I’ve seen legit exercise studies that show on how many calories are burned under different cricumstances. I know how they measure it; however, these are estimates at best and depend greatly on the conditions, your fitness level, etc. For example, I do a lot of hiking and have seen apps that give me 100 to 200 calories burned for every mile I hike. The app knows my speed and elevation changes, but it’s still just an estimate. Whether I am burning 100 or 200 calories for every mile I hike doesn’t matter much to me, as long as I am burning calories!

it’s a technology called “WAG” or Wild-Assed Guess. If the tech is a bit more advanced, it uses things like asking for your weight, measuring activity (movement) with the sensors on the phone (or Apple watch) etc. All to better hone that guess.

But yes, my Bowflex C6 bike will tell me that I performed 375 calories of exercise, my Apple watch says 290, and the Peleton app on the iPad says 165. The bike is probably most accurate, since it is using electrical resistance to put a load on the pedals, monitors speed, and knows how much energy I actually need to turn the wheel.

The Apple watch can get my resting and active heart rate, to make a better estimate than just “guess”. The Peleton app only knows the pedal cadence, not the resistance setting, so is making a less refined estimate. (and I probably weigh more than their typical client).

I wonder if some apps are calculating how much mechanical work you’ve done and expressing that in calories, while other apps might be assuming a value of thermodynamic efficiency for the human body and calculating how many calories of food you need to take in to offset the mechanical work you’ve put out. The latter would be of more interest to people, because it would tell them how many energy bars they could eat without expecting to gain weight.

Most calorie-counting apps probably use a pre-determined metabolic equivalent of task value for the activity, and then a simple formula to factor in duration and your weight. That’s why the apps will have specific activities you can select, but also a custom workout that asks you to rate the intensity of the workout.
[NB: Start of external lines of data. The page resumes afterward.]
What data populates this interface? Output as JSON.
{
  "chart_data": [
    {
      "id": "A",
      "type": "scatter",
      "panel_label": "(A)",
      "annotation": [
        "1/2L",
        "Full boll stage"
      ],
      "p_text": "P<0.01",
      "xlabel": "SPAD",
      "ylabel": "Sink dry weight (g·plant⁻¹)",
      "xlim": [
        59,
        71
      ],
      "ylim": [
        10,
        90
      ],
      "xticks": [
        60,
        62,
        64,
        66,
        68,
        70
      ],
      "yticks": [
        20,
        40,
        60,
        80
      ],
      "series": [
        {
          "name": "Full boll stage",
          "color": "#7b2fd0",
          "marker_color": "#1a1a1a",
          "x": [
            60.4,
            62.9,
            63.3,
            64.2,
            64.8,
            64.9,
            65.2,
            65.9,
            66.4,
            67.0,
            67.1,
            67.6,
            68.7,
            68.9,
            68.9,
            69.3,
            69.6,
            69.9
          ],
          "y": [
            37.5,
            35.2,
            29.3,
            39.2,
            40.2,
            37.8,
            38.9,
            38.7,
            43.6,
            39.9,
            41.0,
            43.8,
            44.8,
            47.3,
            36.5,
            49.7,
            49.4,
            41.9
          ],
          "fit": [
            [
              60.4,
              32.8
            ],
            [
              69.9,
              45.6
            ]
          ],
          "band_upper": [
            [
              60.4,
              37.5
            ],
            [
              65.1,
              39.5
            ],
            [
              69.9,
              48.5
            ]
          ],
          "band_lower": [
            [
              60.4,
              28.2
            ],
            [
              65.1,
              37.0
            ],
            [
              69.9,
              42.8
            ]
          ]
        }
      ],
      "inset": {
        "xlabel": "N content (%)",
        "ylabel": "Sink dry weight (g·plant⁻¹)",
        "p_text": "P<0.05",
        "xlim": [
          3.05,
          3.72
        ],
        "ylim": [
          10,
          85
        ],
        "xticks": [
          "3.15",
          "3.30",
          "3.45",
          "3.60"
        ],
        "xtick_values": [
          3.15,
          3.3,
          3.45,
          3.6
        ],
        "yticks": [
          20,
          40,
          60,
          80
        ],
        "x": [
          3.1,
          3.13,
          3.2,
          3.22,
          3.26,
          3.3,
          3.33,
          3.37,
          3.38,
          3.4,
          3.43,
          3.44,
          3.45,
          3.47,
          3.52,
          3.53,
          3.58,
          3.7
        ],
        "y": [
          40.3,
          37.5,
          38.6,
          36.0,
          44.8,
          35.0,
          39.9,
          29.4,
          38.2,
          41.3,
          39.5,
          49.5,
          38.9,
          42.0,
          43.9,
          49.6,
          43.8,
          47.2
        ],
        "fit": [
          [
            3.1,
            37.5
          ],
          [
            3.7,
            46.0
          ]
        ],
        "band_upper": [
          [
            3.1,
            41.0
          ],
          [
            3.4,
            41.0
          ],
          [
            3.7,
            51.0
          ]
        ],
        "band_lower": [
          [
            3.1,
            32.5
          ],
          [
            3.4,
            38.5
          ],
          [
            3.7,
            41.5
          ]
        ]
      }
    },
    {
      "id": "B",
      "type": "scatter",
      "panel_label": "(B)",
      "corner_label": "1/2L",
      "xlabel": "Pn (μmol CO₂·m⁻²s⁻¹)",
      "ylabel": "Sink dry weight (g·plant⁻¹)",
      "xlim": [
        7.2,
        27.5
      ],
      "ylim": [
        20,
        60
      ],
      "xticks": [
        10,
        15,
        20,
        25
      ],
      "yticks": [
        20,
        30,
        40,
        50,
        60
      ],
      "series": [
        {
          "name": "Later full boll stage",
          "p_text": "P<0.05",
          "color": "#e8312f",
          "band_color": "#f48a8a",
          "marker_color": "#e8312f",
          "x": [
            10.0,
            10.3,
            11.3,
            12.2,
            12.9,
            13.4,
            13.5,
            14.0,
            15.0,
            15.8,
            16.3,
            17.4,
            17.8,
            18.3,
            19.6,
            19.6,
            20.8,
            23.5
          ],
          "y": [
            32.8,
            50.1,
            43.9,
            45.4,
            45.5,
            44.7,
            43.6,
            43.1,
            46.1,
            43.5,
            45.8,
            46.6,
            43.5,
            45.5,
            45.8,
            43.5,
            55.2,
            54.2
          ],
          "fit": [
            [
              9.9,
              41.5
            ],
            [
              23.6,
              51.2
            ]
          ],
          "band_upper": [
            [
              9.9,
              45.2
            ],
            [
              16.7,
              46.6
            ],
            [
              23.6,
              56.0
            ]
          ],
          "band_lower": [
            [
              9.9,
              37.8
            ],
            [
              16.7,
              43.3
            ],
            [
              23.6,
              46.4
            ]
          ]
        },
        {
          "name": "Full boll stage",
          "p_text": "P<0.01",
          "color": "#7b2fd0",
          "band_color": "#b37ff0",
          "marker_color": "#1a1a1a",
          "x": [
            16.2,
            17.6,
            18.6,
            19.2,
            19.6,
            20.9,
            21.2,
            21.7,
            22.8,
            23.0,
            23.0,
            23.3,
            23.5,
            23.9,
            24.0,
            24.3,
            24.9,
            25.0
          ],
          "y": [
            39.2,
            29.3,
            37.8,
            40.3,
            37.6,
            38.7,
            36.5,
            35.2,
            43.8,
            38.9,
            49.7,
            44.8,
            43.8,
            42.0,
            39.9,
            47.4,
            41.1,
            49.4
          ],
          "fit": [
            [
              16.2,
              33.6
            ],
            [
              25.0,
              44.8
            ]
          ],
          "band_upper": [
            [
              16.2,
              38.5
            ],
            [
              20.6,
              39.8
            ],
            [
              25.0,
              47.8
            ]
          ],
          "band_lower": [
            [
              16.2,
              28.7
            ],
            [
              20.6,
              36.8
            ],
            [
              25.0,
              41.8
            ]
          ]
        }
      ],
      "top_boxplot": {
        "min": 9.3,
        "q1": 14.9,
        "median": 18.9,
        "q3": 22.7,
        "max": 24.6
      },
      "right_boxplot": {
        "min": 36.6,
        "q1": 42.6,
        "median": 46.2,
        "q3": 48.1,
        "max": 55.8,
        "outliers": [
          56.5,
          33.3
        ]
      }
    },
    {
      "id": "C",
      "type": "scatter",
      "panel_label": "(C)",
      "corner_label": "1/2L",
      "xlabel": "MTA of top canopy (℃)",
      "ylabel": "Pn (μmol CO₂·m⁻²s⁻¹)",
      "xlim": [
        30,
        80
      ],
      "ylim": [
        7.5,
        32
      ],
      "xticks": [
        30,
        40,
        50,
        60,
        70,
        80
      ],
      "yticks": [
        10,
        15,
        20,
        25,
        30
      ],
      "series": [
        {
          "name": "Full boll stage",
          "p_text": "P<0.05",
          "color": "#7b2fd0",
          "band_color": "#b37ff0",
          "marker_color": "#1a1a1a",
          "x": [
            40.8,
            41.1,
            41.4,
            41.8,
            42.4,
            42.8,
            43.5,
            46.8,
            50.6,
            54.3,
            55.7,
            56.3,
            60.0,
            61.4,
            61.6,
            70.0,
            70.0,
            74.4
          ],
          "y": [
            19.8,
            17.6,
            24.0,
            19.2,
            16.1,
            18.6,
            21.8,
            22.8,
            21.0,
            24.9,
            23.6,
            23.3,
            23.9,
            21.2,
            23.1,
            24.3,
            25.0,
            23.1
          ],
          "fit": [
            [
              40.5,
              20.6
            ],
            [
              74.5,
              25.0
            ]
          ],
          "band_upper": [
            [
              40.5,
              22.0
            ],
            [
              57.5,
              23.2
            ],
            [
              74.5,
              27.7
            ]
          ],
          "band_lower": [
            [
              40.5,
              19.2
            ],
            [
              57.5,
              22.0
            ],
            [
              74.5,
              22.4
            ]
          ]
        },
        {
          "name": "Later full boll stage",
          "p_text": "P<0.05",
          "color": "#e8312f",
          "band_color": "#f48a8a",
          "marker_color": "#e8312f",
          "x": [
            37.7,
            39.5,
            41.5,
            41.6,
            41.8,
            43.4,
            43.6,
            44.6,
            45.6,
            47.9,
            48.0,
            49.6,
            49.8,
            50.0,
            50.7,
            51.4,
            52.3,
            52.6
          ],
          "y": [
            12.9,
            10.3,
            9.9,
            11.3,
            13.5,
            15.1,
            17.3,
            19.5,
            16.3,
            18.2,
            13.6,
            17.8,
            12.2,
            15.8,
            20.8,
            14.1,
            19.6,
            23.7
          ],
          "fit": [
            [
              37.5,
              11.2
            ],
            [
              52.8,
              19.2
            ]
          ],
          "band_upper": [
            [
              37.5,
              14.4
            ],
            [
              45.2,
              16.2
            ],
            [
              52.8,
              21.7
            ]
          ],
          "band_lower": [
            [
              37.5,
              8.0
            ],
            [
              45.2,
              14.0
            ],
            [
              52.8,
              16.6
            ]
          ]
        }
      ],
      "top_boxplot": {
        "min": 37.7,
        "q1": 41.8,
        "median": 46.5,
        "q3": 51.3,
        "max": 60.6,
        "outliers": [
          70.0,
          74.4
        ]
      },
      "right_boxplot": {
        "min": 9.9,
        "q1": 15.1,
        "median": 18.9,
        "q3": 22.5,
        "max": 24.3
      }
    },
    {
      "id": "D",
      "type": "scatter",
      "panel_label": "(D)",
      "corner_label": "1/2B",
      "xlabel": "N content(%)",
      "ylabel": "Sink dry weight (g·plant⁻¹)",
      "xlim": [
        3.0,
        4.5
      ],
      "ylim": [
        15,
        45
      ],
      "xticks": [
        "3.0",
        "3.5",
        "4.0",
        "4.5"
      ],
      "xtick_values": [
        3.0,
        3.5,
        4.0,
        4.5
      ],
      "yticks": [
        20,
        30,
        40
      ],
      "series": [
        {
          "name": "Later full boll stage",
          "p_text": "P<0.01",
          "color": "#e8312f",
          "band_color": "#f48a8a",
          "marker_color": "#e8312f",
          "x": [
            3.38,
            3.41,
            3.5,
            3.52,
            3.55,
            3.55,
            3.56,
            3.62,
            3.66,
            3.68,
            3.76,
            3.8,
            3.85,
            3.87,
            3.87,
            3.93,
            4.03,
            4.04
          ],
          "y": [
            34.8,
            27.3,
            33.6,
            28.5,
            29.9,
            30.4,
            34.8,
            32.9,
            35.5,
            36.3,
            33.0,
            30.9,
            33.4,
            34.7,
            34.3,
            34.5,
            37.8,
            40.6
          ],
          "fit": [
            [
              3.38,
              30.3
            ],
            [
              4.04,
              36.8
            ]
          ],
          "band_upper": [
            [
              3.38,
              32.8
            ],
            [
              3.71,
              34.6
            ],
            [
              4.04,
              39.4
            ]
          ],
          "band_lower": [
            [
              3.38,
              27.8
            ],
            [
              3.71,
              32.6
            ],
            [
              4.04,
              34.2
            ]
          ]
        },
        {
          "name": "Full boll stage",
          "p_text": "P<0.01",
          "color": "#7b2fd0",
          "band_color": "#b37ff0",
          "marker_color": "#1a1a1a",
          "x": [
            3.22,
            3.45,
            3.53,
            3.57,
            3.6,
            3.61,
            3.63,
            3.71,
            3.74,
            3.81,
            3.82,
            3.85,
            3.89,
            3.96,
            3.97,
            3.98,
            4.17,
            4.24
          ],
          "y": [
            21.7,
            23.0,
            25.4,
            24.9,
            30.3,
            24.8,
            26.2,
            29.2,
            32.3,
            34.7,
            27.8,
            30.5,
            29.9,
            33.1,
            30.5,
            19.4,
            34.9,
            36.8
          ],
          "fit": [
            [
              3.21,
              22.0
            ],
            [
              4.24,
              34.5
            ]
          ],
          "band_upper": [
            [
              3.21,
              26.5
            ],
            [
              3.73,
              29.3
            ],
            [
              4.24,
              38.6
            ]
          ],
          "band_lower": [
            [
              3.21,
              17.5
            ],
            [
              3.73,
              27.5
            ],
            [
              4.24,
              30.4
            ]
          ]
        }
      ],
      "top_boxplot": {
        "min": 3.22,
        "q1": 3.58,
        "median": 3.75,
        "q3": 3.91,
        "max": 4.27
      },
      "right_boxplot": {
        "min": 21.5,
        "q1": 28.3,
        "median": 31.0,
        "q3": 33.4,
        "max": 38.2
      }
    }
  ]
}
As a for-instance, this website uses:

Total calories burned = Duration (in minutes)*(MET * 3.5 * weight in kg)/200

So an elliptical at the gym probably (WAG here on my part) determines your calories burned as an ongoing recalculation of your MET based on your speed/resistance/elevation, as well as other provided data (a lot of them let you enter your age and weight, and have ways to track your heart rate). Or possibly it doesn’t measure anything and just has pre-determined values based on a single setting.

But it’s never going to be more than a very broad estimate.

In a lab, they can measure it by hooking up hoses to an athlete’s face, and measuring the amount of oxygen they’re consuming. The metabolic processes are fixed and known, so given the amount of oxygen, you can determine the number of Calories. Presumably, they do this for a whole bunch of test subjects of different heights, weights, genders, etc., so they can interpolate what any given person will burn.